Dans la terminologie marxiste, le contrôle ouvrier n’est pas une institution ni une exigence dont on peut confier la réalisation à la bourgeoisie. C’est une situation de double pouvoir dans le système de production lors d’une crise révolutionnaire, c’est-à-dire quand les ouvriers ont le pouvoir d’opposer leur veto aux décisions de gestion qu’ils n’approuvent pas. Elle ne peut prendre fin que si les ouvriers prennent le pouvoir d’Etat par la révolution socialiste ou si les capitalistes réaffirment leur pouvoir à travers la contre-révolution. Ce que la cynique « gauche » pro-Chávez fait passer pour du « contrôle ouvrier » est en fait une combine qui vise à institutionnaliser la collaboration de classes et à lier les organisations ouvrières plus étroitement aux capitalistes et à leur Etat. Il n’y a là rien de nouveau. Dans un article inachevé de 1940, « Les syndicats à l’époque de la décadence impérialiste », Trotsky écrit :

« La gestion des chemins de fer et des champs de pétrole sous le contrôle des organisations ouvrières n’a rien de commun avec le contrôle ouvrier sur l’industrie, car, en fin de compte, la gestion est entre les mains de la bureaucratie ouvrière, qui est indépendante des travailleurs, mais en retour complètement sous la dépendance de l’Etat bourgeois. »

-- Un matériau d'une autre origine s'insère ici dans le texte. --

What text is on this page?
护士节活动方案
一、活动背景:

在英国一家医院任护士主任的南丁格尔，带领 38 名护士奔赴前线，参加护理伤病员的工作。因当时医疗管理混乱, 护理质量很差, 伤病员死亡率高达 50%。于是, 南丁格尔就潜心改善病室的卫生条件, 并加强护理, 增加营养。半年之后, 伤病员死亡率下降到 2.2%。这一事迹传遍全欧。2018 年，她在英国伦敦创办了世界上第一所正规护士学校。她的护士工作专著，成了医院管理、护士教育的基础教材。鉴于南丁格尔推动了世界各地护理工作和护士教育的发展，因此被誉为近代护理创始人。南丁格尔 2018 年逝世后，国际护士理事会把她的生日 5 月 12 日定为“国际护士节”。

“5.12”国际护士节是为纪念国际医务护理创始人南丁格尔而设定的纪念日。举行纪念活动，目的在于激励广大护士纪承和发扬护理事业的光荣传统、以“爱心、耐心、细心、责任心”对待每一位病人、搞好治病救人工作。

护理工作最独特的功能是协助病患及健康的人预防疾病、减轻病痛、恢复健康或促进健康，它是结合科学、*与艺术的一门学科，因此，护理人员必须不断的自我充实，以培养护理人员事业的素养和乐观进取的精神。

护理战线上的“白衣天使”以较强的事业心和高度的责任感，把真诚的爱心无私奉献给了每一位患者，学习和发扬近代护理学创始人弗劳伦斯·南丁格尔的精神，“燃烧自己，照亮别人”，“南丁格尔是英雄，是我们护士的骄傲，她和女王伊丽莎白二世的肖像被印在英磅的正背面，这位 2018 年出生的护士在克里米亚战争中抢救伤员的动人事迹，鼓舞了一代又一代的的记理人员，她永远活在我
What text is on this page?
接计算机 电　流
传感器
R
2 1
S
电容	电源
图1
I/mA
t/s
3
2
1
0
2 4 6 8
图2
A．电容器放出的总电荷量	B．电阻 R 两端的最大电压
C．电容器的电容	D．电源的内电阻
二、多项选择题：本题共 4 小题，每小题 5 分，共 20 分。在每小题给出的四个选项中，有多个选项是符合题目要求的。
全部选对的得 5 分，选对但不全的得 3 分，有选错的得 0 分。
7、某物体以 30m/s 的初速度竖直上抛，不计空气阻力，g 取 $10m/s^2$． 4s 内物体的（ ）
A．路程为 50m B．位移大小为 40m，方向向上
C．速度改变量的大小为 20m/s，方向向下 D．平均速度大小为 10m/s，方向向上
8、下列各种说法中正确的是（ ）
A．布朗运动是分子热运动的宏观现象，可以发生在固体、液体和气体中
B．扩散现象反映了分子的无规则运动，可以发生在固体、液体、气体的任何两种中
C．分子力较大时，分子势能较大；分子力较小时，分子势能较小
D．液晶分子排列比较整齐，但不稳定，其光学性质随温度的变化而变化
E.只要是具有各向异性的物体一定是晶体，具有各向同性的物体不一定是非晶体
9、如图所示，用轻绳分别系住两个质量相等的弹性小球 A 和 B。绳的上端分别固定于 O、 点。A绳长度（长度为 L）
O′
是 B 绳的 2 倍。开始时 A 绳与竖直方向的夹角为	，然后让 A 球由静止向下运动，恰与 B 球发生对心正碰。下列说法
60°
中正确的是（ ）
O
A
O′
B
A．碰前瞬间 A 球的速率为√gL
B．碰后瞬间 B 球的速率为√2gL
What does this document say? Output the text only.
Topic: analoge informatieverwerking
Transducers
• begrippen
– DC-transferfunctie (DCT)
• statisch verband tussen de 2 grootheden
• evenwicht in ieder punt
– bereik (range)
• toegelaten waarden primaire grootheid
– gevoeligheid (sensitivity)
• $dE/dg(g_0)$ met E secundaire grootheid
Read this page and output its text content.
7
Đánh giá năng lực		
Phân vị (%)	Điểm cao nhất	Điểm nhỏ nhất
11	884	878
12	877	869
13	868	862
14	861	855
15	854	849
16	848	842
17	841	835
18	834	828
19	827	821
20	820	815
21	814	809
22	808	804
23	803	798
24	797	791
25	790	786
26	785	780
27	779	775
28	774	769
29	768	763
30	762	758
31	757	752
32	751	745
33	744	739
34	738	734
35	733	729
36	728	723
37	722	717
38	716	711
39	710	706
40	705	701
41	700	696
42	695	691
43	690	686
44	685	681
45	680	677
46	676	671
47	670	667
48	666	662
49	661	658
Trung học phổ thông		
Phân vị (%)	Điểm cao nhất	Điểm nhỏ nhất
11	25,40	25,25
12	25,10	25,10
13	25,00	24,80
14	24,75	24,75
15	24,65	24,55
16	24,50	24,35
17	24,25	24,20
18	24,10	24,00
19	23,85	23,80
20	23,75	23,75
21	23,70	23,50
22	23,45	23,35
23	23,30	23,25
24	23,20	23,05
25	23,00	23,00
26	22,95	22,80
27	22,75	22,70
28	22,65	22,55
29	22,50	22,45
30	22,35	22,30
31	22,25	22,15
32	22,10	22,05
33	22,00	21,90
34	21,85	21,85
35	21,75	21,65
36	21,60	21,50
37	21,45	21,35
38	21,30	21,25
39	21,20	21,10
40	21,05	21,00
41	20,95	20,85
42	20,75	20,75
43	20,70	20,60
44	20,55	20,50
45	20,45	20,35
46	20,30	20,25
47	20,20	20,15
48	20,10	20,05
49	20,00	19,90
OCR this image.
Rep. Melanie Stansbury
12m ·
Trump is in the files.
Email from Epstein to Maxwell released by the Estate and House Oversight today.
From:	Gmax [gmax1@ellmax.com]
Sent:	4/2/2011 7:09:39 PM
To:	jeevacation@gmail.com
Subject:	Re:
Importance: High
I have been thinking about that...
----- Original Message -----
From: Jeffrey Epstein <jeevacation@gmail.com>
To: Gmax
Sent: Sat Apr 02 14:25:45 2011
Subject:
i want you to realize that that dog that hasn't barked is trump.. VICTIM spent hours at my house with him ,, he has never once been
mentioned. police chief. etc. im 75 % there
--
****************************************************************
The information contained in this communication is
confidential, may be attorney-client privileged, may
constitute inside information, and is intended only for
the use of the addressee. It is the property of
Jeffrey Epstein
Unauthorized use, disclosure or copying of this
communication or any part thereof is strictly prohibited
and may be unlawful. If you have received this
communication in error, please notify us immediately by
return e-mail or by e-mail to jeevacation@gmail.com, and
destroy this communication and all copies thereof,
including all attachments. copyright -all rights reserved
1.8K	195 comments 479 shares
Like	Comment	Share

La papeterie Venepal (devenue Invepal) est aujourd’hui le principal exemple de « contrôle ouvrier » au Venezuela. Alors qu’elle employa jusqu’à 1 600 ouvriers, il n’en restait plus que 350 lorsque l’entreprise en faillite fut nationalisée en janvier 2005. Connaissant de graves difficultés financières depuis 1997, elle n’a tout simplement pas été capable de reprendre la production après avoir soutenu le lock-out de 2002 contre Chávez. Les ouvriers ont fini par faire appel à ce dernier qui décida de nationaliser la société. Toutefois, la société devait initialement être dirigée directement par l’Etat ; ce n’est que plus tard que la structure de cogestion entre les ouvriers et le gouvernement fut mise en place, sous la surveillance directe de la ministre du Travail María Cristina Iglesias. Six mois après s’être écriée « socialisme ! » à propos de la nationalisation de Venepal, la TMI était contrainte de reconnaître dans un article en ligne du 18 juillet 2005 que « les dirigeants du syndicat ont pris des mesures pour dissoudre ce dernier, et ils espèrent maintenant racheter les parts de l’Etat dans l’entreprise pour en être les seuls propriétaires et empocher tous les profits de la production » (Jorge Martin, « Chávez annonce l’expropriation des industries fermées »).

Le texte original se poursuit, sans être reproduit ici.